Consider the following code snippet:

[AcceptVerbs(HttpVerbs.Post)]
public ActionResult Create()
{
    Employee employee = new Employee();
    employee.Name = Request.Form["Name"];
   
    // ...
   
    return View();
}

You can make use of model binder to save you from having to use the Request and HttpContext properties – just use FormsCollection instead. Here is an example:

public ActionResult Create(FormCollection values)
{
    Employee employee = new Employee();
    employee.Name = values["Name"];     
           
    // ...
           
    return View();
}

Tip 8: Cache Pages that Contain Shared Data or are Public and don’t Require Authorization

You should not cache pages that need authorization in ASP.NET MVC. You should not cache pages that contain private data or need authorization. Caching pages in ASP.NET MVC is simple – just specify the OutputCache directive as shown in the code snippet below:

[OutputCache(Duration = 60)]
public ActionResult Index()
{
  return View("Index", somedata);
}

Tip 9: Use Extension Methods

You can make use of Extension Methods to simplifies use of LINQ queries that boost application performance too. This can dramatically reduce the amount of code that you would need to otherwise write when writing your LINQ queries, make your LINQ queries manageable and also improve the application’s performance.

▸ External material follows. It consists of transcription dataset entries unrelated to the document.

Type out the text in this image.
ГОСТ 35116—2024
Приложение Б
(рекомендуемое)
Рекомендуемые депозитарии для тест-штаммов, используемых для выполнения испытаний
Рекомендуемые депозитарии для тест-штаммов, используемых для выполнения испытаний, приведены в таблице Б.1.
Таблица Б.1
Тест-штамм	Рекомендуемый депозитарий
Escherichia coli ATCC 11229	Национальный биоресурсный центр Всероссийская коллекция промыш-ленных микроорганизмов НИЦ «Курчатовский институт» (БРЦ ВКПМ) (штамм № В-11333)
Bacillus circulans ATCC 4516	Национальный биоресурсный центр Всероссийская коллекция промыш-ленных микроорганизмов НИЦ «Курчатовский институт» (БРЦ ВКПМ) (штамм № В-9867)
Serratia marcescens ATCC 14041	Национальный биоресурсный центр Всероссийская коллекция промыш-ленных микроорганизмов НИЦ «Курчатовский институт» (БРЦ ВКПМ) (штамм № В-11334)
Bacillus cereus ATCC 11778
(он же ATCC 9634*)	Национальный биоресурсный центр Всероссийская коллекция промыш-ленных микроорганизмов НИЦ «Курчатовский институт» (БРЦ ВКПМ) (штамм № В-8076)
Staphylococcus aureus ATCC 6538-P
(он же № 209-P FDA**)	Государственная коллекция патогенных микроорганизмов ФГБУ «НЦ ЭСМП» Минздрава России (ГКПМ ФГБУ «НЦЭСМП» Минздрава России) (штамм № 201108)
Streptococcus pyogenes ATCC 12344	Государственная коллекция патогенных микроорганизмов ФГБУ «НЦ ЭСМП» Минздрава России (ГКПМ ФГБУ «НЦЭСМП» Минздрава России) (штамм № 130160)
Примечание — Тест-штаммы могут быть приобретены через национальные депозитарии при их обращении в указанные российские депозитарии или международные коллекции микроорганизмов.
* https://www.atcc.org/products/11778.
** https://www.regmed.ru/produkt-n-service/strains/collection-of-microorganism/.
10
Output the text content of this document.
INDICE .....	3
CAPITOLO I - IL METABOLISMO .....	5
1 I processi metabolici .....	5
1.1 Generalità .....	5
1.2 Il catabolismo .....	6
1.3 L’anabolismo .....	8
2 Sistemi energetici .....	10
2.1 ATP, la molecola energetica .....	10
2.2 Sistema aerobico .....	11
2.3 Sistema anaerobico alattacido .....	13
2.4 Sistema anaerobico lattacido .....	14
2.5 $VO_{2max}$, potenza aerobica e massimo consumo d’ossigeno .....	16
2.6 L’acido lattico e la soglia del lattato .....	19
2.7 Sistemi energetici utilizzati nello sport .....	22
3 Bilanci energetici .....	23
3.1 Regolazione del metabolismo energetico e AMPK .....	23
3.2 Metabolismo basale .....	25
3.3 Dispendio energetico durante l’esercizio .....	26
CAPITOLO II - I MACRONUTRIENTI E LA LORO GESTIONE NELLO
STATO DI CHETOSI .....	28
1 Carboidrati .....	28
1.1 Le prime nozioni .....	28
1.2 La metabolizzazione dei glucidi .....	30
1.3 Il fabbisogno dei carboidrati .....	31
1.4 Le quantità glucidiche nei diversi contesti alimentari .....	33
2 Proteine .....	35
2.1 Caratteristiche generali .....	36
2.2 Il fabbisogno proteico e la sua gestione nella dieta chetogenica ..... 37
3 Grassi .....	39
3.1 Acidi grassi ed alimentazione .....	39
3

Tip 10: Take Advantage of Model Binding

You can take advantage of Microsoft Velocity – a distributed caching engine to boost the application performance of your ASP.NET MVC applications. You can learn more on Velocity from this link: http://blogs.msdn.com/b/velocity/

Suggested Readings

http://www.asp.net/mvc

Summary

Scott Guthrie states in his blog: “One of the benefits of using an MVC methodology is that it helps enforce a clean separation of concerns between the models, views and controllers within an application. Maintaining a clean separation of concerns makes the testing of applications much easier, since the contract between different application components are more clearly defined and articulated.” Reference: http://weblogs.asp.net/scottgu/archive/2007/10/14/aspnet-mvc-framework.aspx

In this article we discussed the top 10 best practices that we should follow while using ASP.NET MVC Framework 4 applications. Happy reading!